Newsom’s commitment to these projects comes amid the largest dam removal in U.S. history on the Klamath River along the Oregon border. The Yurok Tribe and environmental groups are hoping to restore river health and coho salmon after they were impeded for almost a century.
But many of the state’s leading environmental research and advocacy organizations have a problem with Newsom’s policies, not for lack of habitat restoration projects, but lack of water in rivers. More specifically, water in the Central Valley’s rivers.
San Francisco Baykeeper Science Director Jon Rosenfield said Newsom’s policies in the Sacramento-San Joaquin River Delta are “destroying salmon as we speak.”
Rosenfield said the governor has waived environmental requirements to keep water flowing through the Delta for salmon during record wet years. He has sought to seek voluntary agreements with major farmers over how much water they can take instead of regulating minimum flows.
And he is promoting two major water infrastructure projects that would harm fish and wildlife, including Sites Reservoir and a tunnel to divert water from the Sacramento River outside the Delta that Rosenfield says would drive both spring and winter-run salmon closer to extinction.
“I’m happy for the Eel dam removal,” Rosenfield said. “That’s great, but they don’t paper over what’s happening in the Central Valley. These runs are the largest in the state and they support the commercial salmon fishing industry.”
A major focus of Newsom’s salmon strategy is partnership with Tribal Nations.

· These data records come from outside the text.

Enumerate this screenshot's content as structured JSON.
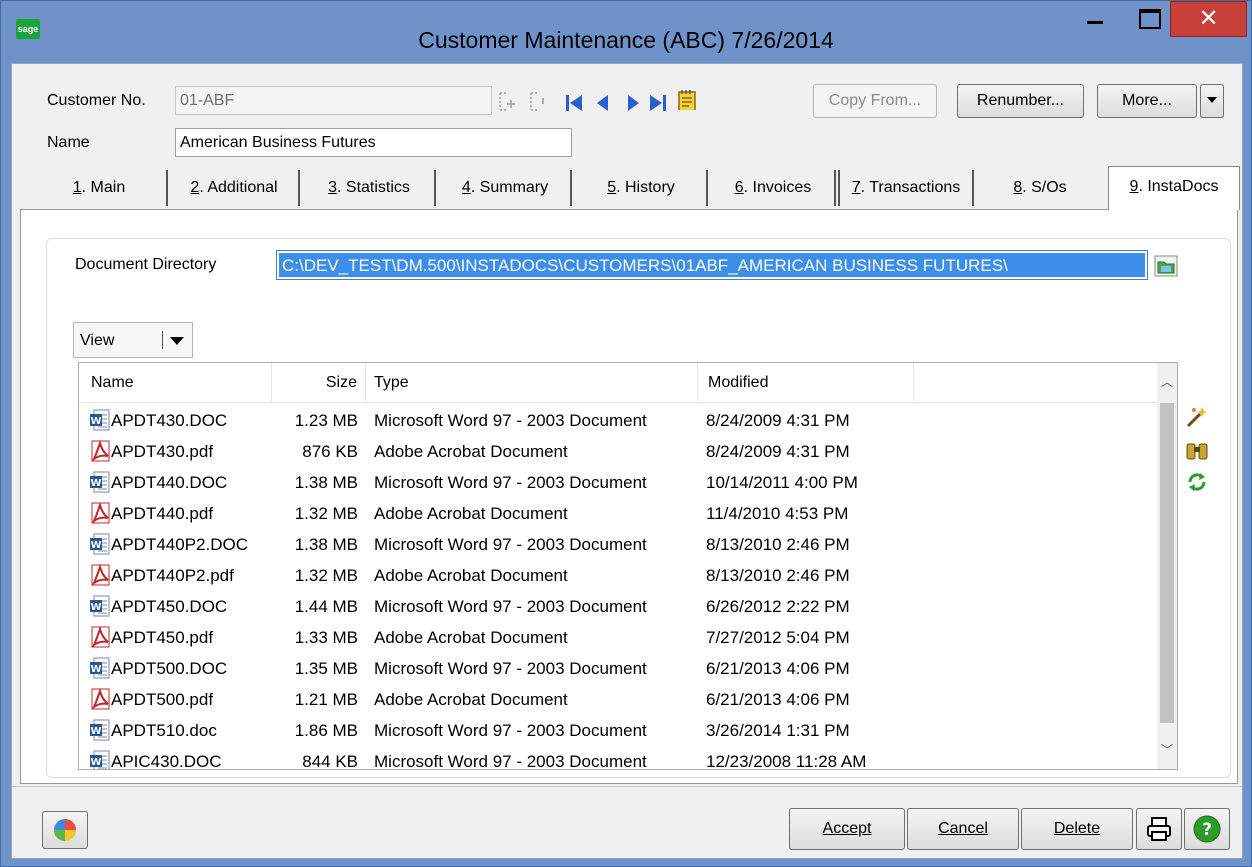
{
  "window": {
    "app_icon": "sage",
    "title": "Customer Maintenance (ABC) 7/26/2014",
    "minimize_icon": "minimize-icon",
    "maximize_icon": "maximize-icon",
    "close_glyph": "✕"
  },
  "header": {
    "customer_no_label": "Customer No.",
    "customer_no_value": "01-ABF",
    "name_label": "Name",
    "name_value": "American Business Futures",
    "copy_from": "Copy From...",
    "renumber": "Renumber...",
    "more": "More..."
  },
  "tabs": [
    {
      "num": "1",
      "label": ". Main"
    },
    {
      "num": "2",
      "label": ". Additional"
    },
    {
      "num": "3",
      "label": ". Statistics"
    },
    {
      "num": "4",
      "label": ". Summary"
    },
    {
      "num": "5",
      "label": ". History"
    },
    {
      "num": "6",
      "label": ". Invoices"
    },
    {
      "num": "7",
      "label": ". Transactions"
    },
    {
      "num": "8",
      "label": ". S/Os"
    },
    {
      "num": "9",
      "label": ". InstaDocs"
    }
  ],
  "instadocs": {
    "doc_dir_label": "Document Directory",
    "doc_dir_value": "C:\\DEV_TEST\\DM.500\\INSTADOCS\\CUSTOMERS\\01ABF_AMERICAN BUSINESS FUTURES\\",
    "view_label": "View",
    "columns": {
      "name": "Name",
      "size": "Size",
      "type": "Type",
      "modified": "Modified"
    },
    "files": [
      {
        "name": "APDT430.DOC",
        "size": "1.23 MB",
        "type": "Microsoft Word 97 - 2003 Document",
        "modified": "8/24/2009 4:31 PM",
        "icon": "word"
      },
      {
        "name": "APDT430.pdf",
        "size": "876 KB",
        "type": "Adobe Acrobat Document",
        "modified": "8/24/2009 4:31 PM",
        "icon": "pdf"
      },
      {
        "name": "APDT440.DOC",
        "size": "1.38 MB",
        "type": "Microsoft Word 97 - 2003 Document",
        "modified": "10/14/2011 4:00 PM",
        "icon": "word"
      },
      {
        "name": "APDT440.pdf",
        "size": "1.32 MB",
        "type": "Adobe Acrobat Document",
        "modified": "11/4/2010 4:53 PM",
        "icon": "pdf"
      },
      {
        "name": "APDT440P2.DOC",
        "size": "1.38 MB",
        "type": "Microsoft Word 97 - 2003 Document",
        "modified": "8/13/2010 2:46 PM",
        "icon": "word"
      },
      {
        "name": "APDT440P2.pdf",
        "size": "1.32 MB",
        "type": "Adobe Acrobat Document",
        "modified": "8/13/2010 2:46 PM",
        "icon": "pdf"
      },
      {
        "name": "APDT450.DOC",
        "size": "1.44 MB",
        "type": "Microsoft Word 97 - 2003 Document",
        "modified": "6/26/2012 2:22 PM",
        "icon": "word"
      },
      {
        "name": "APDT450.pdf",
        "size": "1.33 MB",
        "type": "Adobe Acrobat Document",
        "modified": "7/27/2012 5:04 PM",
        "icon": "pdf"
      },
      {
        "name": "APDT500.DOC",
        "size": "1.35 MB",
        "type": "Microsoft Word 97 - 2003 Document",
        "modified": "6/21/2013 4:06 PM",
        "icon": "word"
      },
      {
        "name": "APDT500.pdf",
        "size": "1.21 MB",
        "type": "Adobe Acrobat Document",
        "modified": "6/21/2013 4:06 PM",
        "icon": "pdf"
      },
      {
        "name": "APDT510.doc",
        "size": "1.86 MB",
        "type": "Microsoft Word 97 - 2003 Document",
        "modified": "3/26/2014 1:31 PM",
        "icon": "word"
      },
      {
        "name": "APIC430.DOC",
        "size": "844 KB",
        "type": "Microsoft Word 97 - 2003 Document",
        "modified": "12/23/2008 11:28 AM",
        "icon": "word"
      }
    ]
  },
  "footer": {
    "accept": "Accept",
    "cancel": "Cancel",
    "delete": "Delete"
  },
  "colors": {
    "titlebar": "#6f93c9",
    "close": "#c9403a",
    "selection": "#3d8ee8",
    "word_blue": "#2b5797",
    "pdf_red": "#c0282a"
  }
}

Salmon were and continue to be at the core of California indigenous culture, both by providing an important food source and forming the foundation of many creation stories.
The plan said Newsom commits to entering agreements with Tribal Nations on co-managed hatchery operations and other salmon management processes, highlighting their contributions. But Bay-Delta tribal leaders say they have been excluded from this and other water policy processes.
“How does the governor put out a response on anything impacting tribes without actually meeting with and consulting them?” asked Krystal Moreno, a representative of the Shingle Springs Band of Miwok Indians on water policy. “It’s all political posturing until he engages with tribal governments.”
Charlie Schneider, project manager at California Trout, has pushed for dam removal on the Eel through years of advocacy. He is overall happy to see the governor adopt long-ignored strategies: restoring floodplains and taking down dams.